FEMMES - Vous souvenez-vous comment Arnolphe -dans l'Ecole des Femmes- s'adressait à sa jeune fiancée?
Votre sexe n'est là que pour la dépendance
Du côté de la barbe est la toute-puissance.
Faut-il le rappeler, ce protagoniste n'a pas le beau rôle. Les paroles que Molière met dans la bouche de son personnage sont si excessives, les positions de celui-ci si radicales, qu'il est moqué par le public du début à la fin de la pièce. Ecoutons-le encore:
Bien qu'on soit deux moitiés de la société,
Ces deux moitiés pourtant n'ont point d'égalité;
Cette comédie a été créée en 1662 sur la scène du Palais-Royal. Soit il y a plus de trois siècles. Aujourd'hui, le discours qu'Arnolphe y tenait résonne pourtant en France chaque semaine. Seule différence: des imams radicaux ont pris la place du personnage du théâtre comique. Mais les prêcheurs salafistes ne prêtent pas à rire. Il ne s'agit pas pour eux d'interpréter une farce qui s'achèvera par la déroute de celui qui affirme, en prose, ce qu'Arnolphe disait en vers:
L'une est moitié suprême, et l'autre subalterne
L'une en tout est soumise à l'autre, qui gouverne
Où est Molière aujourd'hui? On le rencontre ici et là sous plusieurs visages. Celui d'Elizabeth Badinter bien sûr, ou celui de Céline Pina que nous avons vue récemment dénoncer, avec un courage et une dignité exemplaires, les propos de prédicateurs qui s'interrogeaient sur la pertinence de battre leur femme. Il y a aussi les Femen, toujours promptes à réagir quand la situation l'exige. Des femmes donc. Le combat pour la dignité de celles-ci n'est pourtant pas une querelle de clocher. Alors que des prêcheurs obscurantistes, toujours plus nombreux, répètent à l'envi que la femme est impure, qu'elle porte en elle le péché, pourquoi il y a-t-il si peu d'hommes pour réagir ? Si, dans la langue française, la liberté, l'égalité, sont du genre féminin, ces principes n'ont pas de sexe pour autant. Défendre la place et l'intégrité physique des femmes, c'est défendre l'humanité tout entière.

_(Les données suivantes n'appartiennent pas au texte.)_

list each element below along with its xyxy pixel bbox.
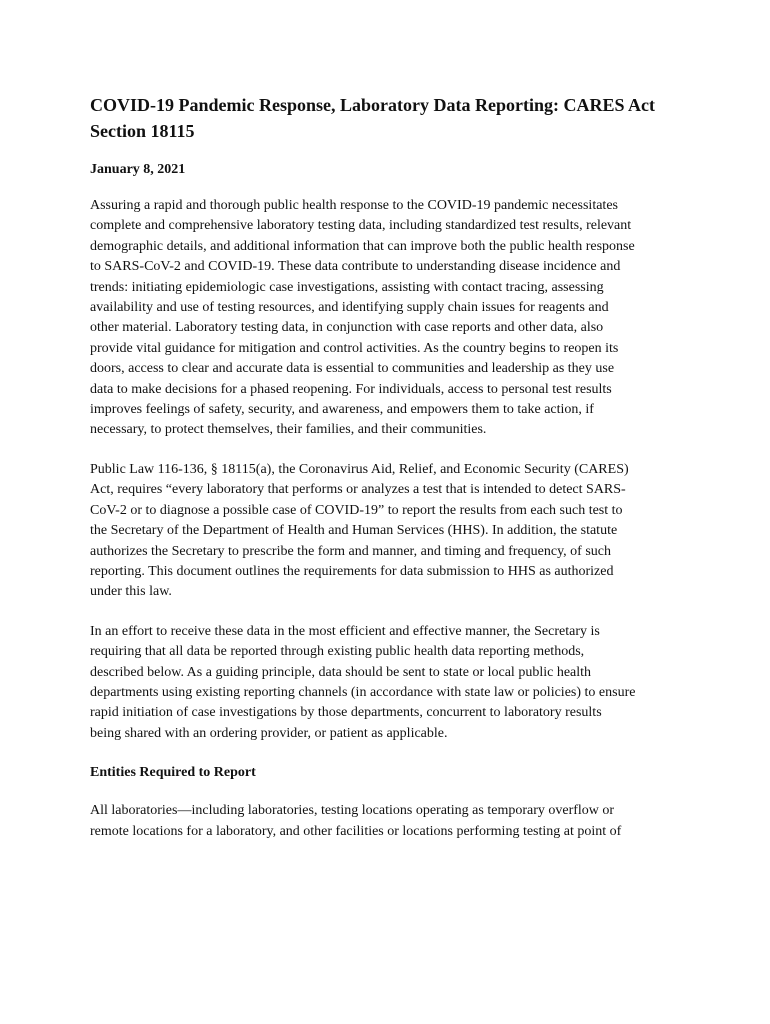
text-line: being shared with an ordering provider, or patient as applicable. bbox=[90, 725, 448, 741]
title-line: COVID-19 Pandemic Response, Laboratory Data Reporting: CARES Act bbox=[90, 95, 655, 115]
paragraph-intro bbox=[90, 196, 682, 441]
paragraph-entities bbox=[90, 801, 682, 842]
document-page bbox=[90, 92, 682, 861]
text-line: Public Law 116-136, § 18115(a), the Coronavirus Aid, Relief, and Economic Security (CARES) bbox=[90, 461, 629, 477]
text-line: described below. As a guiding principle, data should be sent to state or local public health bbox=[90, 664, 592, 680]
document-date: January 8, 2021 bbox=[90, 162, 186, 177]
text-line: under this law. bbox=[90, 584, 172, 600]
section-heading: Entities Required to Report bbox=[90, 765, 256, 781]
text-line: complete and comprehensive laboratory testing data, including standardized test results, relevant bbox=[90, 218, 632, 234]
text-line: Assuring a rapid and thorough public health response to the COVID-19 pandemic necessitates bbox=[90, 198, 618, 213]
paragraph-public-law bbox=[90, 460, 682, 603]
text-line: authorizes the Secretary to prescribe the form and manner, and timing and frequency, of such bbox=[90, 543, 612, 559]
text-line: remote locations for a laboratory, and other facilities or locations performing testing at point of bbox=[90, 823, 622, 839]
text-line: trends: initiating epidemiologic case investigations, assisting with contact tracing, assessing bbox=[90, 279, 604, 295]
text-line: availability and use of testing resources, and identifying supply chain issues for reagents and bbox=[90, 300, 609, 316]
text-line: other material. Laboratory testing data, in conjunction with case reports and other data, also bbox=[90, 320, 604, 336]
paragraph-reporting-methods bbox=[90, 622, 682, 744]
text-line: departments using existing reporting channels (in accordance with state law or policies) to ensure bbox=[90, 684, 636, 700]
text-line: In an effort to receive these data in the most efficient and effective manner, the Secretary is bbox=[90, 623, 600, 639]
text-line: necessary, to protect themselves, their families, and their communities. bbox=[90, 422, 487, 438]
text-line: improves feelings of safety, security, and awareness, and empowers them to take action, if bbox=[90, 402, 594, 418]
text-line: to SARS-CoV-2 and COVID-19. These data contribute to understanding disease incidence and bbox=[90, 259, 621, 275]
text-line: rapid initiation of case investigations by those departments, concurrent to laboratory results bbox=[90, 705, 602, 721]
text-line: the Secretary of the Department of Health and Human Services (HHS). In addition, the statute bbox=[90, 523, 618, 539]
text-line: provide vital guidance for mitigation and control activities. As the country begins to reopen its bbox=[90, 340, 619, 356]
text-line: CoV-2 or to diagnose a possible case of COVID-19” to report the results from each such test to bbox=[90, 502, 623, 518]
text-line: demographic details, and additional information that can improve both the public health response bbox=[90, 238, 635, 254]
document-title bbox=[90, 92, 682, 144]
text-line: reporting. This document outlines the requirements for data submission to HHS as authorized bbox=[90, 563, 614, 579]
title-line: Section 18115 bbox=[90, 121, 195, 141]
text-line: requiring that all data be reported through existing public health data reporting methods, bbox=[90, 644, 585, 660]
text-line: doors, access to clear and accurate data is essential to communities and leadership as they use bbox=[90, 361, 615, 377]
text-line: data to make decisions for a phased reopening. For individuals, access to personal test results bbox=[90, 381, 612, 397]
text-line: All laboratories—including laboratories, testing locations operating as temporary overflow or bbox=[90, 803, 615, 819]
text-line: Act, requires “every laboratory that performs or analyzes a test that is intended to detect SARS- bbox=[90, 482, 626, 498]
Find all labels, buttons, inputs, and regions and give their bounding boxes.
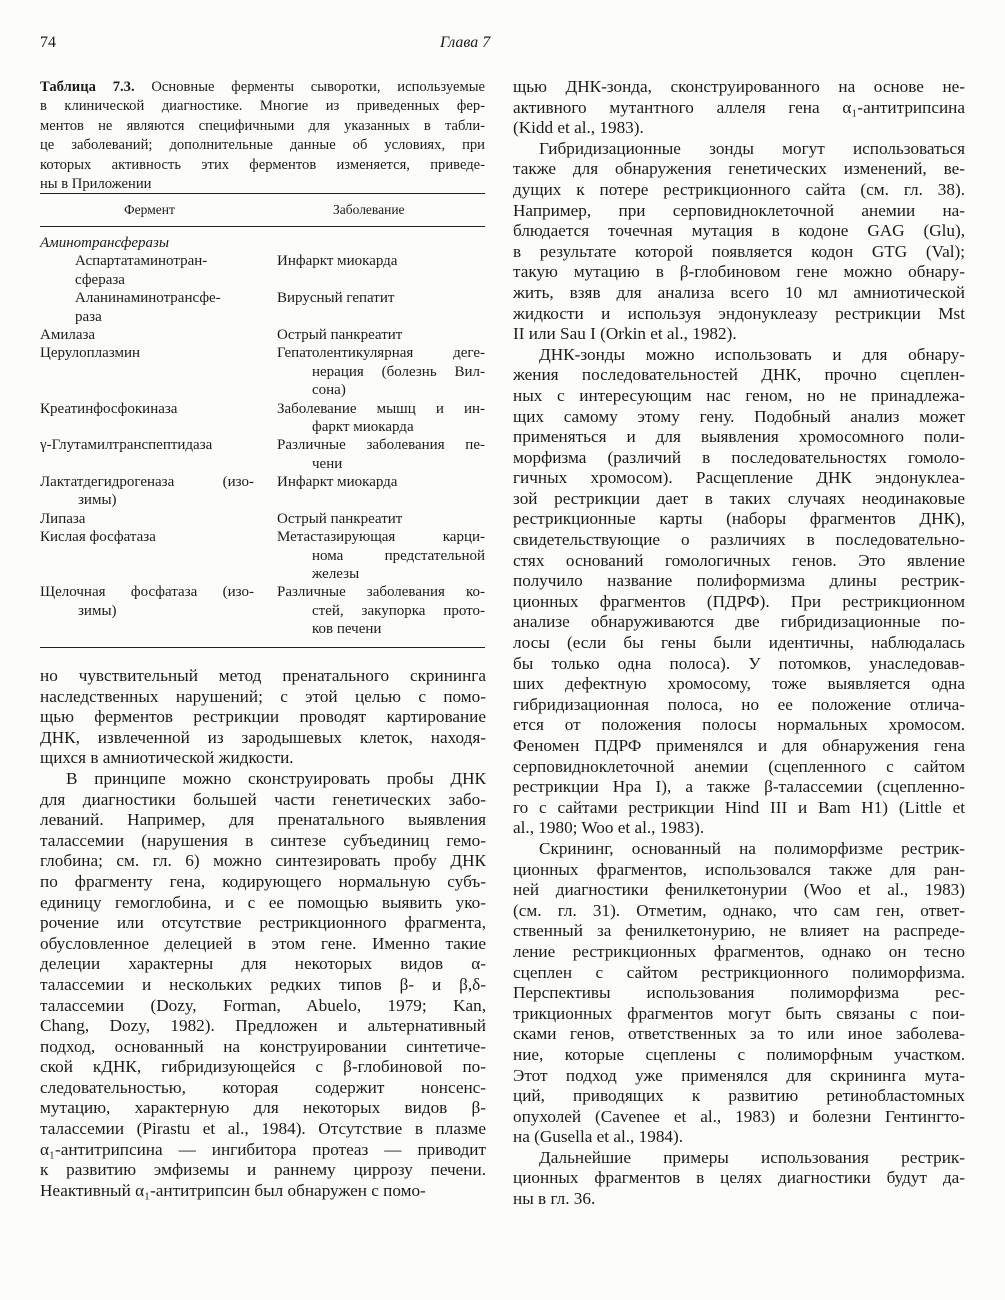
text-line: бы только одна полоса). У потомков, унаследовав- [513, 653, 965, 673]
enzyme-cell [40, 326, 254, 344]
disease-line: Гепатолентикулярная деге- [277, 345, 485, 362]
disease-line: Заболевание мышц и ин- [277, 400, 485, 417]
text-line: Этот подход уже применялся для скрининга мута- [513, 1065, 965, 1085]
text-line: талассемии (нарушения в синтезе субъединиц гемо- [40, 830, 486, 850]
table-row [40, 528, 485, 583]
disease-line: Острый панкреатит [277, 326, 403, 343]
text-line: подход, основанный на конструировании синтетиче- [40, 1036, 486, 1056]
disease-cell [277, 510, 485, 528]
text-line: ДНК, извлеченной из зародышевых клеток, находя- [40, 727, 486, 747]
enzyme-cell [40, 583, 254, 638]
enzyme-line: Церулоплазмин [40, 345, 141, 362]
disease-cell [277, 289, 485, 326]
enzyme-cell [40, 436, 254, 473]
text-line: анализе обнаруживаются две гибридизационные по- [513, 612, 965, 632]
text-line: ционных фрагментов, использовался также для ран- [513, 859, 965, 879]
enzyme-cell [40, 510, 254, 528]
disease-cell [277, 252, 485, 289]
table-row [40, 252, 485, 289]
paragraph [513, 139, 965, 345]
enzyme-line: Аланинаминотрансфе- [75, 290, 221, 307]
text-line: блюдается точечная мутация в кодоне GAG (Glu), [513, 221, 965, 241]
text-line: обусловленное делецией в этом гене. Именно такие [40, 933, 486, 953]
disease-line: фаркт миокарда [312, 418, 414, 435]
disease-line: нома предстательной [312, 547, 485, 564]
column-header-enzyme: Фермент [124, 202, 175, 217]
text-line: Феномен ПДРФ применялся и для обнаружения гена [513, 736, 965, 755]
text-line: в результате которой появляется кодон GTG (Val); [513, 241, 965, 261]
disease-line: Вирусный гепатит [277, 290, 395, 307]
text-line: al., 1980; Woo et al., 1983). [513, 818, 705, 838]
enzyme-line: Аспартатаминотран- [75, 253, 208, 270]
disease-cell [277, 473, 485, 510]
table-top-rule [40, 193, 485, 194]
disease-line: Инфаркт миокарда [277, 253, 398, 270]
text-line: (см. гл. 31). Отметим, однако, что сам ген, ответ- [513, 900, 965, 920]
disease-line: железы [312, 566, 360, 583]
disease-line: сона) [312, 382, 346, 399]
text-line: Chang, Dozy, 1982). Предложен и альтернативный [40, 1016, 486, 1036]
text-line: рестрикционные карты (наборы фрагментов ДНК), [513, 509, 965, 529]
paragraph [40, 666, 486, 769]
enzyme-line: γ-Глутамилтранспептидаза [40, 437, 213, 454]
text-line: гичных хромосом). Расщепление ДНК эндонуклеа- [513, 468, 965, 488]
table-row [40, 436, 485, 473]
text-line: стях оснований гомологичных генов. Это явление [513, 550, 965, 570]
text-line: также для обнаружения генетических изменений, ве- [513, 159, 965, 179]
paragraph [40, 769, 486, 1201]
enzyme-cell [40, 528, 254, 583]
table-row [40, 400, 485, 437]
text-line: ственный за фенилкетонурию, не влияет на распреде- [513, 921, 965, 941]
disease-cell [277, 344, 485, 399]
text-line: ших дефектную хромосому, тоже выявляется одна [513, 674, 965, 694]
enzyme-line: Лактатдегидрогеназа (изо- [40, 474, 254, 491]
text-line: ется от положения полосы нормальных хромосом. [513, 715, 965, 735]
text-line: II или Sau I (Orkin et al., 1982). [513, 324, 737, 344]
text-line: талассемии (Dozy, Forman, Abuelo, 1979; Kan, [40, 995, 486, 1015]
text-line: Перспективы использования полиморфизма рес- [513, 983, 965, 1003]
text-line: лосы (если бы гены были идентичны, наблюдалась [513, 633, 965, 653]
text-line: но чувствительный метод пренатального скрининга [40, 666, 486, 685]
disease-cell [277, 436, 485, 473]
enzyme-line: Кислая фосфатаза [40, 529, 156, 546]
table-row [40, 473, 485, 510]
text-line: к развитию эмфиземы и раннему циррозу печени. [40, 1160, 486, 1180]
text-line: на (Gusella et al., 1984). [513, 1127, 684, 1147]
disease-line: нерация (болезнь Вил- [312, 363, 485, 380]
disease-line: Острый панкреатит [277, 510, 403, 527]
text-line: жения последовательностей ДНК, прочно сцеплен- [513, 365, 965, 385]
text-line: трикционных фрагментов могут быть связаны с пои- [513, 1003, 965, 1023]
text-line: делеции характерны для некоторых видов α- [40, 954, 486, 974]
enzyme-line: зимы) [78, 602, 117, 619]
enzyme-cell [40, 473, 254, 510]
text-line: жить, взяв для анализа всего 10 мл амниотической [513, 282, 965, 302]
text-line: ны в гл. 36. [513, 1189, 596, 1209]
enzyme-line: раза [75, 308, 102, 325]
text-line: морфизма (различий в последовательностях гомоло- [513, 447, 965, 467]
text-line: мутацию, характерную для некоторых видов β- [40, 1098, 486, 1118]
text-line: свидетельствующие о различиях в последовательно- [513, 530, 965, 550]
text-line: леваний. Например, для пренатального выявления [40, 810, 486, 830]
text-line: ление рестрикционных фрагментов, однако он тесно [513, 941, 965, 961]
enzyme-cell [40, 252, 254, 289]
text-line: сцеплен с сайтом рестрикционного полиморфизма. [513, 962, 965, 982]
text-line: дущих к потере рестрикционного сайта (см. гл. 38). [513, 179, 965, 199]
caption-text: Основные ферменты сыворотки, используемые [134, 79, 485, 95]
enzyme-line: Щелочная фосфатаза (изо- [40, 584, 254, 601]
enzyme-line: Амилаза [40, 326, 96, 343]
text-line: ской кДНК, гибридизующейся с β-глобиновой по- [40, 1057, 486, 1077]
text-line: применяться и для выявления хромосомного поли- [513, 427, 965, 447]
text-line: ционных фрагментов (ПДРФ). При рестрикционном [513, 591, 965, 611]
text-line: единицу гемоглобина, и с ее помощью выявить уко- [40, 892, 486, 912]
text-line: получило название полиформизма длины рестрик- [513, 571, 965, 591]
text-line: (Kidd et al., 1983). [513, 118, 644, 138]
left-column-text [40, 666, 486, 1201]
text-line: опухолей (Cavenee et al., 1983) и болезни Гентингто- [513, 1106, 965, 1126]
disease-line: ков печени [312, 621, 382, 638]
table-bottom-rule [40, 647, 485, 648]
text-line: ций, приводящих к развитию ретинобластомных [513, 1086, 965, 1106]
disease-cell [277, 528, 485, 583]
enzyme-cell [40, 344, 254, 399]
text-line: Неактивный α₁-антитрипсин был обнаружен с помо- [40, 1180, 426, 1200]
column-header-disease: Заболевание [333, 202, 405, 217]
text-line: талассемии (Pirastu et al., 1984). Отсутствие в плазме [40, 1119, 486, 1139]
text-line: го с сайтами рестрикции Hind III и Bam H1) (Little et [513, 797, 965, 817]
table-row [40, 583, 485, 638]
running-title: Глава 7 [440, 34, 491, 51]
text-line: ней диагностики фенилкетонурии (Woo et al., 1983) [513, 880, 965, 900]
caption-line: це заболеваний; дополнительные данные об условиях, при [40, 137, 485, 154]
text-line: ДНК-зонды можно использовать и для обнару- [539, 344, 965, 364]
text-line: для диагностики большей части генетических забо- [40, 789, 486, 809]
disease-cell [277, 583, 485, 638]
enzyme-line: Креатинфосфокиназа [40, 400, 178, 417]
text-line: рочение или отсутствие рестрикционного фрагмента, [40, 913, 486, 933]
text-line: глобина; см. гл. 6) можно синтезировать пробу ДНК [40, 851, 486, 871]
paragraph [513, 345, 965, 839]
right-column-text [513, 77, 965, 1210]
text-line: щью ферментов рестрикции проводят картирование [40, 707, 486, 727]
text-line: зой рестрикции дает в таких случаях неодинаковые [513, 488, 965, 508]
disease-line: стей, закупорка прото- [312, 602, 485, 619]
paragraph [513, 1148, 965, 1210]
text-line: такую мутацию в β-глобиновом гене можно обнару- [513, 262, 965, 282]
disease-line: Различные заболевания ко- [277, 584, 485, 601]
enzyme-line: зимы) [78, 492, 117, 509]
text-line: жидкости и используя эндонуклеазу рестрикции Mst [513, 303, 965, 323]
table-row [40, 289, 485, 326]
caption-label: Таблица 7.3. [40, 79, 135, 95]
text-line: сками генов, ответственных за то или иное заболева- [513, 1024, 965, 1044]
table-row [40, 510, 485, 528]
text-line: гибридизационная полоса, но ее положение отлича- [513, 694, 965, 714]
table-body [40, 234, 485, 639]
table-group-label: Аминотрансферазы [40, 235, 170, 251]
text-line: рестрикции Hpa I), а также β-талассемии (сцепленно- [513, 777, 965, 797]
text-line: щихся в амниотической жидкости. [40, 748, 294, 768]
text-line: активного мутантного аллеля гена α₁-антитрипсина [513, 97, 965, 117]
table-row [40, 344, 485, 399]
disease-cell [277, 326, 485, 344]
text-line: серповидноклеточной анемии (сцепленного с сайтом [513, 756, 965, 776]
text-line: В принципе можно сконструировать пробы ДНК [66, 768, 486, 788]
text-line: следовательностью, которая содержит нонсенс- [40, 1077, 486, 1097]
text-line: талассемии и нескольких редких типов β- и β,δ- [40, 974, 486, 994]
text-line: по фрагменту гена, кодирующего нормальную субъ- [40, 871, 486, 891]
table-caption [40, 78, 485, 194]
disease-line: Метастазирующая карци- [277, 529, 485, 546]
paragraph [513, 839, 965, 1148]
enzyme-line: Липаза [40, 510, 86, 527]
caption-line: ментов не являются специфичными для указанных в табли- [40, 117, 485, 134]
disease-line: чени [312, 455, 343, 472]
enzyme-line: сфераза [75, 271, 125, 288]
table-row [40, 326, 485, 344]
text-line: ционных фрагментов в целях диагностики будут да- [513, 1168, 965, 1188]
text-line: щих самому этому гену. Подобный анализ может [513, 406, 965, 426]
caption-line: ны в Приложении [40, 175, 152, 192]
text-line: ных с интересующим нас геном, но не принадлежа- [513, 385, 965, 405]
text-line: ние, которые сцеплены с полиморфным участком. [513, 1044, 965, 1064]
table-header-rule [40, 226, 485, 227]
disease-cell [277, 400, 485, 437]
text-line: Например, при серповидноклеточной анемии на- [513, 200, 965, 220]
text-line: Гибридизационные зонды могут использоваться [539, 138, 965, 158]
paragraph [513, 77, 965, 139]
text-line: Дальнейшие примеры использования рестрик- [539, 1147, 965, 1167]
enzyme-cell [40, 400, 254, 437]
text-line: α₁-антитрипсина — ингибитора протеаз — приводит [40, 1139, 486, 1159]
caption-line: которых активность этих ферментов изменяется, приведе- [40, 156, 485, 173]
disease-line: Инфаркт миокарда [277, 474, 398, 491]
disease-line: Различные заболевания пе- [277, 437, 485, 454]
text-line: Скрининг, основанный на полиморфизме рестрик- [539, 838, 965, 858]
page-number: 74 [40, 34, 56, 51]
caption-line [40, 78, 485, 97]
enzyme-cell [40, 289, 254, 326]
caption-line: в клинической диагностике. Многие из приведенных фер- [40, 98, 485, 115]
text-line: щью ДНК-зонда, сконструированного на основе не- [513, 77, 965, 96]
text-line: наследственных нарушений; с этой целью с помо- [40, 686, 486, 706]
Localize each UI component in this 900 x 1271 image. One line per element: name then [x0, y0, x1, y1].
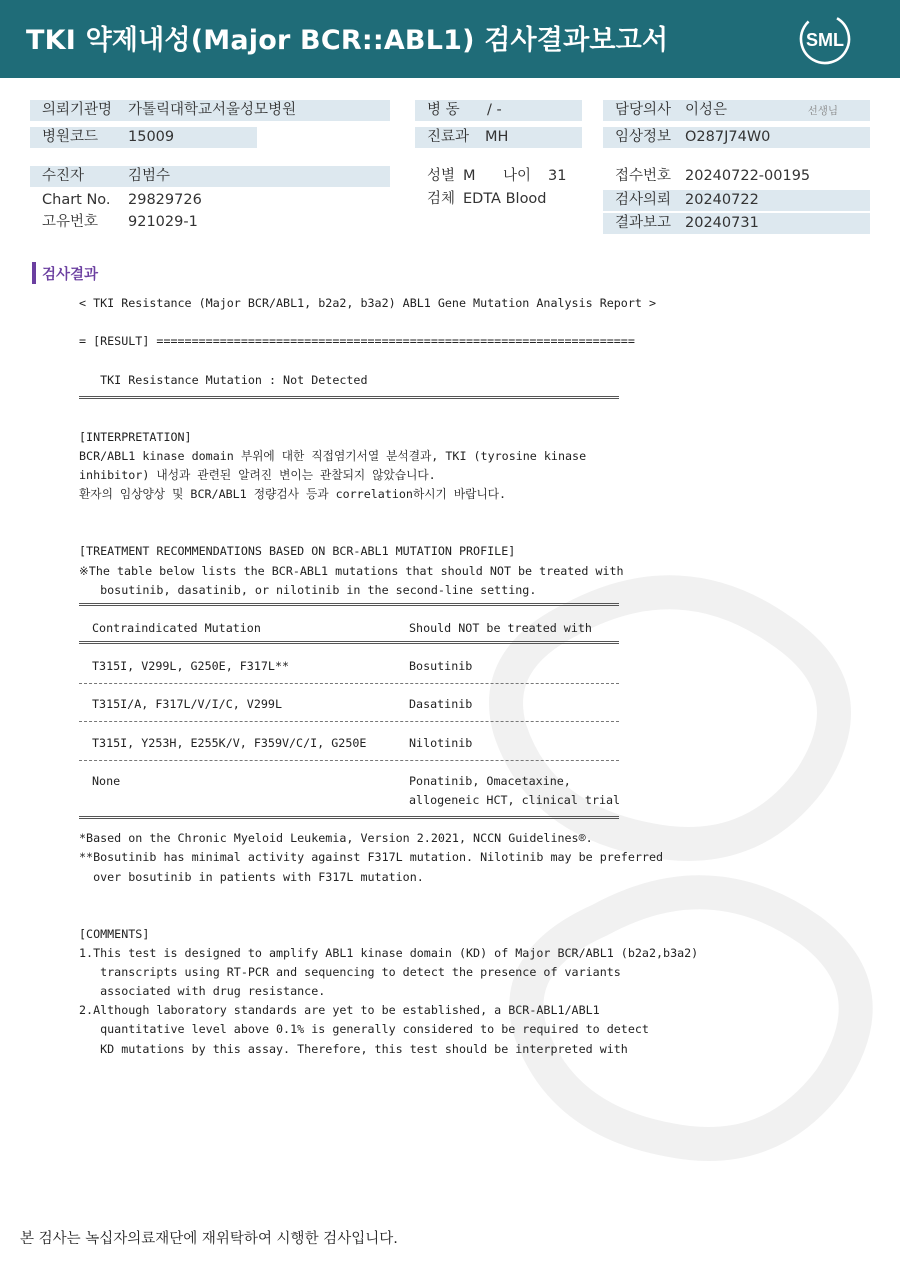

Messieurs, ne laissons pas ce combat-là aux bras de nos seules compagnes. Aucun de nous ne s'avilira en participant à des coups d'éclat pour protéger la dignité des mères, des épouses, des filles. Nous n'en serons que plus virils, plus courageux, plus humains. Plus forts surtout, à condition de prendre le temps d'expliquer, comme Nietzsche a tenté de le faire en son temps, que la force n'a jamais été synonyme de domination.